O tarihten sonra azınlık haklan ile ilgili yazılı metinlerde hiçbir değişiklik yapılmadı. Fakat Yunanistan, tek taraflı olarak bu hakların kullanılmasını yasakladı. Dernekler kapatıldı, camiler park ve yeşil alan yapılma bahanesiyle yıkıldı. Türklerin oyu ile seçilen cemaat liderleri görevlerinden alındı, yerlerine Atina hükümetinin görevlendirdiği kişiler yerleştirildi. Özetle Yunanistan, yönetimi altındaki Müslüman Türkler'e, kızıl komünistlerin uyguladıkları baskı, sindirme, yok etme ve kültürel asimilâsyon yöntemlerini tekrarladı. Soydaşlarımızın, Müslüman Yunanlı (!) olduğu iddia ediliyor. Türklere ait arsalar kamulaştırılıyor. Türk gençlerinin Yunan üniversitelerinde okuması engelleniyor, Türkiye'de okumalarına izin verilmiyor.
Yunan hükümetlerinin soydaşlarımıza uyguladığı insanlık dışı baskılar, ciltlere sığmayacak ölçüde geniştir. Sinema, tiyatro ve romanlara konu olabilecek kadar trajiktir. Batı Trakyalı Müslüman Türkler, 550 yıllık öz vatanlarında, 77 yıl içerisinde esir durumuna düşürüldüler. Uygulamaların önlenmesi için Türkiye'nin ayağa kalkması, bölge ve hattâ dünya barışını tehdit eden kanunsuzlukların durdurulması için dünyayı en sert dille ikaz etmesi beklenir. Bunları ve daha fazlasını yapmak, Türkiye'nin en tabiî hakkıdır. Hattâ, çok daha fazlasını bile yapsa, kimsenin itiraz etmeye hakkı yoktur. Çünkü imzalanan bunca anlaşma yürürlüktedir. Türkiye'de yaşayan Yunanlı azınlık, yazılı hakların hepsinden yararlanıyor. Ancak kendi ülkelerinde olabilecekleri ölçüde rahat ve güvenlik içerisindeler.
Yunan parlâmentosunda Türkleri temsilen iki milletvekili vardı. Dr. Sadık Ahmet, Batı Trakya Türkleri'nin haklarını canı pahasına koruyan modern çağın efsane lideri idi. Trafik kazası görünümündeki bir cinayetle şehid edildi. Kendisini rahmetle anıyoruz.
Yunanistan, seçim sisteminde yaptığı bir değişiklikle 1993 yılında Türklerin parlâmentoya giden yolunu kapattı.
Batı Trakya, millî kültürümüzle: yoğrulmuş Türk toprağıdır.

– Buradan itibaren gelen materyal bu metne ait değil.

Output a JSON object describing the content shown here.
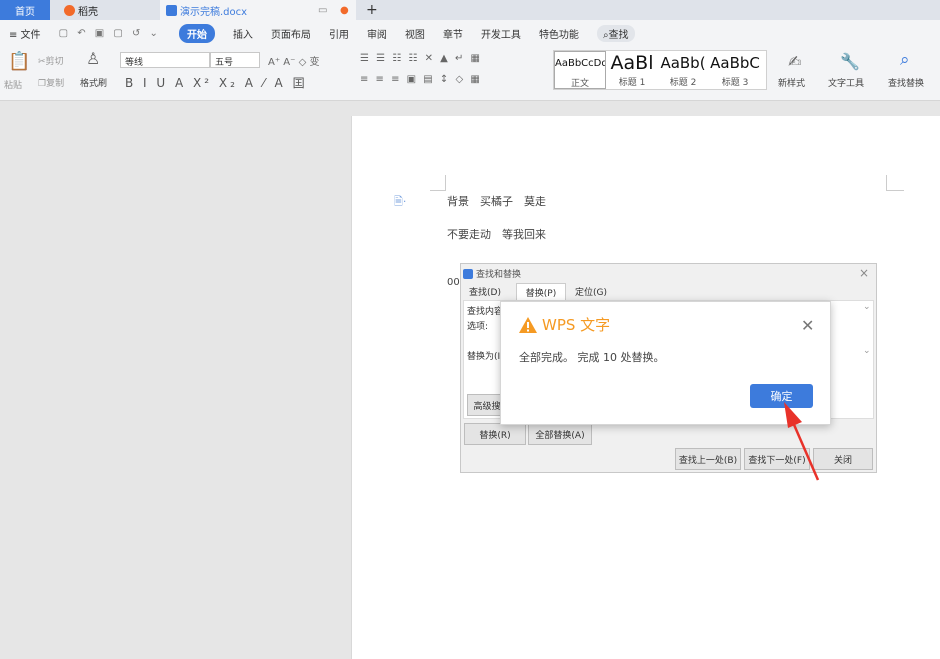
{
  "tabs": {
    "home": "首页",
    "daoke": "稻壳",
    "doc": "演示完稿.docx",
    "add": "+"
  },
  "menu": {
    "file": "≡ 文件",
    "start": "开始",
    "insert": "插入",
    "layout": "页面布局",
    "ref": "引用",
    "review": "审阅",
    "view": "视图",
    "chapter": "章节",
    "dev": "开发工具",
    "special": "特色功能",
    "search": "查找"
  },
  "ribbon": {
    "paste": "粘贴",
    "cut": "剪切",
    "copy": "复制",
    "painter": "格式刷",
    "font": "等线",
    "size": "五号",
    "styles": [
      {
        "sample": "AaBbCcDd",
        "name": "正文"
      },
      {
        "sample": "AaBl",
        "name": "标题 1"
      },
      {
        "sample": "AaBb(",
        "name": "标题 2"
      },
      {
        "sample": "AaBbC",
        "name": "标题 3"
      }
    ],
    "newstyle": "新样式",
    "texttool": "文字工具",
    "findreplace": "查找替换"
  },
  "doc": {
    "line1": "背景　买橘子　莫走",
    "line2": "不要走动　等我回来",
    "line3": "00"
  },
  "find_replace": {
    "title": "查找和替换",
    "tab_find": "查找(D)",
    "tab_replace": "替换(P)",
    "tab_goto": "定位(G)",
    "find_label": "查找内容",
    "options_label": "选项:",
    "replace_label": "替换为(I)",
    "advanced": "高级搜",
    "replace_btn": "替换(R)",
    "replace_all_btn": "全部替换(A)",
    "find_prev": "查找上一处(B)",
    "find_next": "查找下一处(F)",
    "close": "关闭"
  },
  "message": {
    "title": "WPS 文字",
    "body": "全部完成。 完成 10 处替换。",
    "ok": "确定"
  },
  "colors": {
    "accent": "#3d7bdc",
    "warn": "#f59a23",
    "arrow": "#e8322a"
  }
}
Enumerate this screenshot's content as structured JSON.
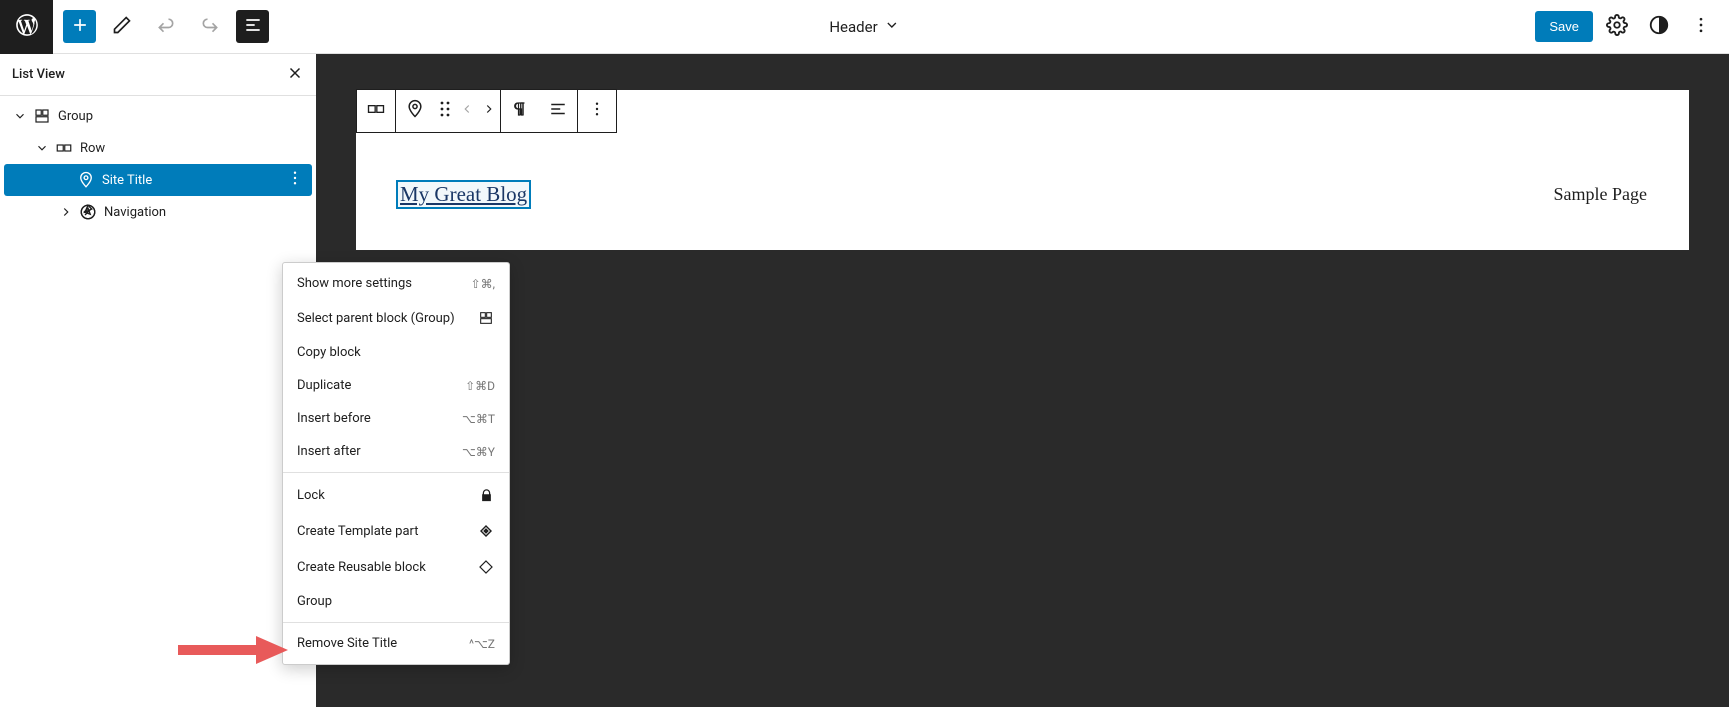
{
  "topbar": {
    "template_name": "Header",
    "save_label": "Save"
  },
  "sidebar": {
    "title": "List View",
    "tree": {
      "group_label": "Group",
      "row_label": "Row",
      "site_title_label": "Site Title",
      "navigation_label": "Navigation"
    }
  },
  "context_menu": {
    "show_more": {
      "label": "Show more settings",
      "shortcut": "⇧⌘,"
    },
    "select_parent": {
      "label": "Select parent block (Group)"
    },
    "copy": {
      "label": "Copy block"
    },
    "duplicate": {
      "label": "Duplicate",
      "shortcut": "⇧⌘D"
    },
    "insert_before": {
      "label": "Insert before",
      "shortcut": "⌥⌘T"
    },
    "insert_after": {
      "label": "Insert after",
      "shortcut": "⌥⌘Y"
    },
    "lock": {
      "label": "Lock"
    },
    "create_template": {
      "label": "Create Template part"
    },
    "create_reusable": {
      "label": "Create Reusable block"
    },
    "group": {
      "label": "Group"
    },
    "remove": {
      "label": "Remove Site Title",
      "shortcut": "^⌥Z"
    }
  },
  "canvas": {
    "site_title": "My Great Blog",
    "sample_page": "Sample Page"
  }
}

Müziğinde renkli ve zengin duygularla Anadolu terennüm edilir. Yunan vandalizmi, Rumeli'de MüslümanTürk izlerini silme gayreti içerisindedir. O izlerin silinmesini önlemek, soydaşlarımızın oralarda insanca yaşamasını sağlamak.... Türk Hükümetlerinin şeref borcudur.